I'm not saying that we deserved 9/11, or that we're somehow paying for our sins in the economic collapse. But we appear to be in an awful lot of pain, both from ourselves and others, and we seem to be devoting all our energy to denying that there's anything wrong-- with us, with our culture that worships money and beauty, with our foreign policy, with our general approach to life. In psychiatry, if someone persistently believes that the world is unfairly judgmental towards them, that everyone else just hates them because they're awesome, you know what that's a sign of?
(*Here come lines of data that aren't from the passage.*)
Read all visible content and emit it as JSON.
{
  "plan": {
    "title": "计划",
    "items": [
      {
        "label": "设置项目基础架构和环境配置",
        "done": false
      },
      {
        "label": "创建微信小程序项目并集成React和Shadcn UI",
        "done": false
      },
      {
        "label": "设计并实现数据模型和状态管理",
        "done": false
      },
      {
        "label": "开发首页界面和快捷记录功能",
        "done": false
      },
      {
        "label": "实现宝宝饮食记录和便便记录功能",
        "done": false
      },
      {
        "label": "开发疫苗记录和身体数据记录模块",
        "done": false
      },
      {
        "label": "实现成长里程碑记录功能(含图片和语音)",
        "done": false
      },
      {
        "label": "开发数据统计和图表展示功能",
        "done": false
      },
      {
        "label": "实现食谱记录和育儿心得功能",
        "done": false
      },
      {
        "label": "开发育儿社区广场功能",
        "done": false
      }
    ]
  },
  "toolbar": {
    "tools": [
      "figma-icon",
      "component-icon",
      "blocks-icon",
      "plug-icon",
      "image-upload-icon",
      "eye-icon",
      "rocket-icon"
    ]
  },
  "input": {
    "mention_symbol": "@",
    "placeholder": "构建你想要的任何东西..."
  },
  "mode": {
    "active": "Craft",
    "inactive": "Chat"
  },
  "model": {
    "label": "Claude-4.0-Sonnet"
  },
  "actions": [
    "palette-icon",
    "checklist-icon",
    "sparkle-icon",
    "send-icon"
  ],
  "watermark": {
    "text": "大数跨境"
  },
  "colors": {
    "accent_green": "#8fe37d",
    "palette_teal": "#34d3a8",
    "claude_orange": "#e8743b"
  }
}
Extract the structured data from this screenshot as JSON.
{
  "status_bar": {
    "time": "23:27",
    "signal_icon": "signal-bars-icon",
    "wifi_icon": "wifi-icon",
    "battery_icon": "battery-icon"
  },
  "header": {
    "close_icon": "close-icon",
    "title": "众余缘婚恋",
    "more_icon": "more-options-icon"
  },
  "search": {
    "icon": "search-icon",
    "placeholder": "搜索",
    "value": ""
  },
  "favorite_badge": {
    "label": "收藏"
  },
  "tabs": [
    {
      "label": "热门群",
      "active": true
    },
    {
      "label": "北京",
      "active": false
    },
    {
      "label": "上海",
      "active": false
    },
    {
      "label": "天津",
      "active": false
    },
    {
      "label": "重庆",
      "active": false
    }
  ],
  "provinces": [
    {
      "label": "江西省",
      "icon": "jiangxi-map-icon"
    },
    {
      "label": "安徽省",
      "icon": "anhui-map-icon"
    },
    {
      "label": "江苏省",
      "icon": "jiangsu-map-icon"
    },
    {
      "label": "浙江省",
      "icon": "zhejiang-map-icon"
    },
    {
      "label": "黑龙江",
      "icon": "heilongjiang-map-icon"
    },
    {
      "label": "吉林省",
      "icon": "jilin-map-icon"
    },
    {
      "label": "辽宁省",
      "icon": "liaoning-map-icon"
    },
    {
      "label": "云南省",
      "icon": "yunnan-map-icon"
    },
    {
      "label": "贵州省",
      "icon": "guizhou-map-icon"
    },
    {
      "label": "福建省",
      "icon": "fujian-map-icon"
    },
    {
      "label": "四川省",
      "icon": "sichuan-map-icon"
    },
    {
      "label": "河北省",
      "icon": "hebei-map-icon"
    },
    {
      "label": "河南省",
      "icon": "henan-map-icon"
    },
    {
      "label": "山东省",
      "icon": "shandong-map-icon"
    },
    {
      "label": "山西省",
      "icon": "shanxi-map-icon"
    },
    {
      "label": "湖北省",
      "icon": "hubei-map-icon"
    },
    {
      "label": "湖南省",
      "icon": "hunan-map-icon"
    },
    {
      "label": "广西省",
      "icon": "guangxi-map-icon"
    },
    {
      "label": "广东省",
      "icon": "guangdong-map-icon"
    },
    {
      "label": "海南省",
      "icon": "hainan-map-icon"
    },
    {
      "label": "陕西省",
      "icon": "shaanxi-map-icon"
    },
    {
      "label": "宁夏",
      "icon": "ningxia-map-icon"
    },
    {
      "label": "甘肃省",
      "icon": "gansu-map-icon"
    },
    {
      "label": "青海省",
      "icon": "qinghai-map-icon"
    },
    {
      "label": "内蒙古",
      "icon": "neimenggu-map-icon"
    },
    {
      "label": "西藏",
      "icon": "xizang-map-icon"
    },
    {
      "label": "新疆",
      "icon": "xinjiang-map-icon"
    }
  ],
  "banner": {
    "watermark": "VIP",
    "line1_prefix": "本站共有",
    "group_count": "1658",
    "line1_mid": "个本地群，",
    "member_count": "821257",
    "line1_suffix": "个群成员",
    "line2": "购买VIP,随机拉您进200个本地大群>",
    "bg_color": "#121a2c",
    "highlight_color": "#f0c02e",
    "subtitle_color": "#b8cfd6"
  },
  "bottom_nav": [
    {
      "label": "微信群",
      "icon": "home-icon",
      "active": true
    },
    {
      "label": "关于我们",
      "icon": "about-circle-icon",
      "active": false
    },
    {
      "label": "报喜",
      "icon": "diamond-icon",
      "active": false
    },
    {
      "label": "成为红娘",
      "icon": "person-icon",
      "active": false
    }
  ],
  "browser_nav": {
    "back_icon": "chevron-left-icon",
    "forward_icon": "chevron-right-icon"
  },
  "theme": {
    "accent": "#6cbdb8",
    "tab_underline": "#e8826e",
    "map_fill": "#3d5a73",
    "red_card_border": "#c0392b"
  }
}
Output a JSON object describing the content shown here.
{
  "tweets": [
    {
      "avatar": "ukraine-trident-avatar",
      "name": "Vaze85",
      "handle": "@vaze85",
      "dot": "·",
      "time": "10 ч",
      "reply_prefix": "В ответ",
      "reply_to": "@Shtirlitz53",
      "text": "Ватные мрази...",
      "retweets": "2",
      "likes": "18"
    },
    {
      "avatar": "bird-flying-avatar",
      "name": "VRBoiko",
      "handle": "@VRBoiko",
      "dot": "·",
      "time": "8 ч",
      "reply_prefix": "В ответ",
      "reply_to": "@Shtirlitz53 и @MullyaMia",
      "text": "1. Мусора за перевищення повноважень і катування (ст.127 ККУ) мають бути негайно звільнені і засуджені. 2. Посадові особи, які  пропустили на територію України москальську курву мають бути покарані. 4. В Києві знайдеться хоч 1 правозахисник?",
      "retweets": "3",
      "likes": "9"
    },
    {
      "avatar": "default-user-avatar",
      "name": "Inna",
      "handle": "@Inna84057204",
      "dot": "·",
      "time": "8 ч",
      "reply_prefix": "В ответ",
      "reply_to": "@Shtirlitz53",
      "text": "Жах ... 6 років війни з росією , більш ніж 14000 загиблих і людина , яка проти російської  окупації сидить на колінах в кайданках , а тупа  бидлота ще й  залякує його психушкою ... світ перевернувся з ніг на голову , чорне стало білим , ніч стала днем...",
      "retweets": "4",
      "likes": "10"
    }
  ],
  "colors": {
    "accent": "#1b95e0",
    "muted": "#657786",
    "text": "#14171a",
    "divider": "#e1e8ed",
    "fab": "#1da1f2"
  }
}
Sociopathy. Which is more likely: That we're doing it right and everyone else hates us for it, or we're doing it wrong and other countries, our bodies, our very selves, are trying to tell us so?

The wonderful thing about "touching the pain" in chaplaincy is that it's always possible, and it never (contrary to the patient's completely normal fear) destroys the patient. I can't tell you how many times I helped someone see that their pain was coming from a persistent habit of theirs, something they would never have known if they hadn't had the courage to sit with their pain instead of blaming or running or engaging in any number of other methods we use to avoid feeling anguish. They changed their lives because they went towards the pain.

Pain is an invaluable indicator that change needs to take place, and we all as individuals have the power to choose whether to cover it up, numb it, or sit with it fearlessly, knowing that it can't kill us. What can kill us (and is-- obesity, psychiatric issues, 9/11, etc.) is an unwillingness to admit that we're hurting. And while I'm saying that yes, we do need to change the culture in which we live, it's not The Man's responsibility to change it for us. It's our responsibility to ask ourselves what we're learning from the forces that surround us, and how we're contributing to a set of values and ideals that clearly isn't working any more.

And then we get to decide: What can I do differently? If you ask that question and take that responsibility, wonderful, amazing things are happening on the other side of your fear.

I promise.

*And by "favorite," of course, I mean, "I wish those words would never be allowed together in a sentence ever again, ESPECIALLY out of the mouths of religious leaders."